Bally’s (NYSE: BALY) announced Monday it sold the property of its upcoming Chicago casino resort to an unidentified investor for $500 million. It is entering a sale-leaseback transaction with the real estate owner.
Bally’s sold the 30-acre Tribune Publishing Center site for $200 million. The property investor will also fund up to an additional $300 million in development costs for the first gaming venue in the third-largest US city.
The initial rental rate under the ground lease is calculated to yield the Investor an 8.5% annual capitalization rate, adjusting to a 7.0% annual capitalization rate upon the receipt by Bally’s of certain development entitlements and gaming approvals. The rent is also subject to periodic Consumer Price Index (CPI) increases,” according to a statement.
Bally’s doesn’t identify its soon-to-be landlord for the Chicago casino. But Chairman Soo Kim is part of “one of Chicago’s leading real estate private equity firm(s)” while another source describes the property owner as a real estate-focused private equity company without mentioning its home city. It’s common for private equity shops to have dedicated real estate arms, and some of those entities own gaming real estate around the world, including Las Vegas.
Bally’s Needs Chicago Cash
While Bally’s is gaining exclusive rights for the first integrated resort in the Windy City, the $1.7 billion price tag on the project isn’t cheap.
In fact, it’s well in excess of the company’s market capitalization of $1.16 billion. That’s to say, some analysts previously speculated the operator needed to raise capital in some fashion for the Chicago venture. The sale-leaseback is an effective way of accomplishing that objective because it doesn’t involve Bally’s diluting existing shareholders with an equity sale or taking on more debt with high interest rates by heading to the bond market.
Sale-leaseback deals, or SLBs, are commonplace in the industry, and often viewed as win-wins for casino operators and real estate companies. Through these agreements, a gaming company can monetize land assets, often garnering large, upfront sums of cash to use for anything.

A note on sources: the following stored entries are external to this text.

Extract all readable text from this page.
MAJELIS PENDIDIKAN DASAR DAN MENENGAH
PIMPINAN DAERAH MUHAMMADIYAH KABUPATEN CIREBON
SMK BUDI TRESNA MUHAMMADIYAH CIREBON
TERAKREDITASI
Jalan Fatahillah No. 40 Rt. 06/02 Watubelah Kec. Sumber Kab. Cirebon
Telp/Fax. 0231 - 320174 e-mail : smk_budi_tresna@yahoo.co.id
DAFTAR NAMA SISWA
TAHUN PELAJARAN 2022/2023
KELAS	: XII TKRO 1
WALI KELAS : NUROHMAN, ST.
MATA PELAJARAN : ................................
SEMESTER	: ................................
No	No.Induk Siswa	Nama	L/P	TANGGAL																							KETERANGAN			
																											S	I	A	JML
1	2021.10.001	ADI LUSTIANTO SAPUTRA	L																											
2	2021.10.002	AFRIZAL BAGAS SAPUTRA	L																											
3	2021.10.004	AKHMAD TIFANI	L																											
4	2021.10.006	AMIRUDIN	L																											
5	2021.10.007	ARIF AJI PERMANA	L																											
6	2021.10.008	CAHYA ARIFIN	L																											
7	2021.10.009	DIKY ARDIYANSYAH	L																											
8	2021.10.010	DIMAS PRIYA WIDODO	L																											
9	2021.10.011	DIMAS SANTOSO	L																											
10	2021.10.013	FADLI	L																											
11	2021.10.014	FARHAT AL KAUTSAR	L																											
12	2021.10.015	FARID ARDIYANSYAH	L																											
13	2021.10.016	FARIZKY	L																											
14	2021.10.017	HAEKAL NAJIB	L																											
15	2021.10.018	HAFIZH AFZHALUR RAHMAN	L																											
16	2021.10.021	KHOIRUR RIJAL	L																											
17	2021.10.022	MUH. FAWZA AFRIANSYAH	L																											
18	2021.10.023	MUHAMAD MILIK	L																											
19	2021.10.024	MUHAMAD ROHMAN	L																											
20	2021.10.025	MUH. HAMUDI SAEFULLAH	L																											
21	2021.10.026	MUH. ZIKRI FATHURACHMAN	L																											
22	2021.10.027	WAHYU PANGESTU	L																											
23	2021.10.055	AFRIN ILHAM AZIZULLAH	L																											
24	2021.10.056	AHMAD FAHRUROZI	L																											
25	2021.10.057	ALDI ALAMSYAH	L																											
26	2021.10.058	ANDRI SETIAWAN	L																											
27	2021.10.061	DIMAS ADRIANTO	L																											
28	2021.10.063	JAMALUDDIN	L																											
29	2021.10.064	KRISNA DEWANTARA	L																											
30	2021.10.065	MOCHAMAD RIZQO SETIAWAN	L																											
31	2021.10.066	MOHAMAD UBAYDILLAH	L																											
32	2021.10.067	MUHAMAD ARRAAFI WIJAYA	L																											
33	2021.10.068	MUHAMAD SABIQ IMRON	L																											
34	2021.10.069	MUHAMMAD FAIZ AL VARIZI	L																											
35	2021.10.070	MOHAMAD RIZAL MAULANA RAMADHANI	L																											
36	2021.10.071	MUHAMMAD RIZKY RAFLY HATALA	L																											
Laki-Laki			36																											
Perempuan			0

Likewise, the real estate firm that leases the land back to the operator gets the benefit of long-term tenant agreements that often include gradually increasing rates without having to be financially responsible for building enhancements.
Bally’s Can Buy Land Back
Chicago notwithstanding, and even with some recent transactions involving Gaming and Leisure Properties (GLPI), Bally’s owns the bulk of the land on which its gaming venues reside. That’s a plus because, should the company need capital in the future, it could part with some of its land holdings.
In Chicago, Bally’s could reacquire the casino property should it so desire. While capital-intensive to start, such a move would remove a long-term bill.
Bally’s has the option to repurchase the Land from the Investor at a fixed capitalization rate during years four through eight of the lease term. In addition, if certain milestones are not achieved or Bally’s defaults under the lease, the Investor may require Bally’s to reacquire the Land at a specified price,” according to the statement.
The operator’s initial lease term is 99 years, with 10 separate 20-year renewal options.